Duke Austin

Duke Austin's picture
Postdoctoral Associate, Urban Ehtnography Project (UEP)
Education: 
Ph.D., University of Colorado 2010
Areas of Interest: 
Stratification of Race, Class, and Gender; Stratification in the Context of Disaster; Community-Based Organizations; Homelessness; Ethnographic Methods; and Mixed Methods
Address: 
493 College St, New Haven, CT 06511-8907
Phone number: 
203-436-4349
Email: 
duke.austin@yale.edu

Duke Austin is a Postdoctoral Associate working with Prof. Elijah Anderson and the Urban Ethnography Project. In this capacity, he studies the intersection of racial caste, class, and gender in the southern United States. Specifically, Dr. Austin’s research revisits the concept of race as a caste system as it was presented in the classic ethnographies Caste and Class in a Southern Town (Dollard 1937) and Deep South (Davis, Gardner, and Gardner 1941).

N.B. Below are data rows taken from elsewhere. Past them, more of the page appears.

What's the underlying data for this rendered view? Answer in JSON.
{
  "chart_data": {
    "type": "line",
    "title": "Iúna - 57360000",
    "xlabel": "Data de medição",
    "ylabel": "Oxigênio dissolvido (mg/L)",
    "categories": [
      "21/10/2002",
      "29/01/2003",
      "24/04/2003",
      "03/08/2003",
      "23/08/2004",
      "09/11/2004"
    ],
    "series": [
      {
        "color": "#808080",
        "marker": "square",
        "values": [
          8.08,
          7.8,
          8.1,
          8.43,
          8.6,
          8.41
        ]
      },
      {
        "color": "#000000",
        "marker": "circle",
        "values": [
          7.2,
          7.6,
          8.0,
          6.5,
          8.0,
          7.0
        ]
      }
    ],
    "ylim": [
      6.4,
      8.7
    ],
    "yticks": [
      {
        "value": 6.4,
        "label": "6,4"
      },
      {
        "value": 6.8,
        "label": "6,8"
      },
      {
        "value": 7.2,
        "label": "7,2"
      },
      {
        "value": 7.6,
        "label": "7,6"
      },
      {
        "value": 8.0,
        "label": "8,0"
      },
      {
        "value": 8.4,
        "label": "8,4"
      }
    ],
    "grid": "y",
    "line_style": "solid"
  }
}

Dr. Austin received his Ph.D. from the University of Colorado in Spring 2010. His dissertation, Surviving the Next Disaster: Assessing the Preparedness of Community-Based Organizations, uses mixed methods to explain variation in the levels of disaster preparedness amongst community-based organizations (CBOs). His research assists CBOs–and the clients they serve–by helping them become better prepared for disasters. While at the University of Colorado, he received multiple awards for outstanding teaching as well as the 2008 President’s Diversity Award for his efforts to improve diversity on campus.

Dr. Austin’s research interests include: Stratification of Race, Class, and Gender; Stratification in the Context of Disaster; Community-Based Organizations; Homelessness; Ethnographic Methods; and Mixed Methods. His teaching specialties include: U.S. Race and Ethnic Relations; Sex, Gender, and Society; Social Construction of Sexuality; Qualitative Methods; Social Statistics; Introduction to Sociology; Violence in U.S. Society; and Deviance in U.S. Society.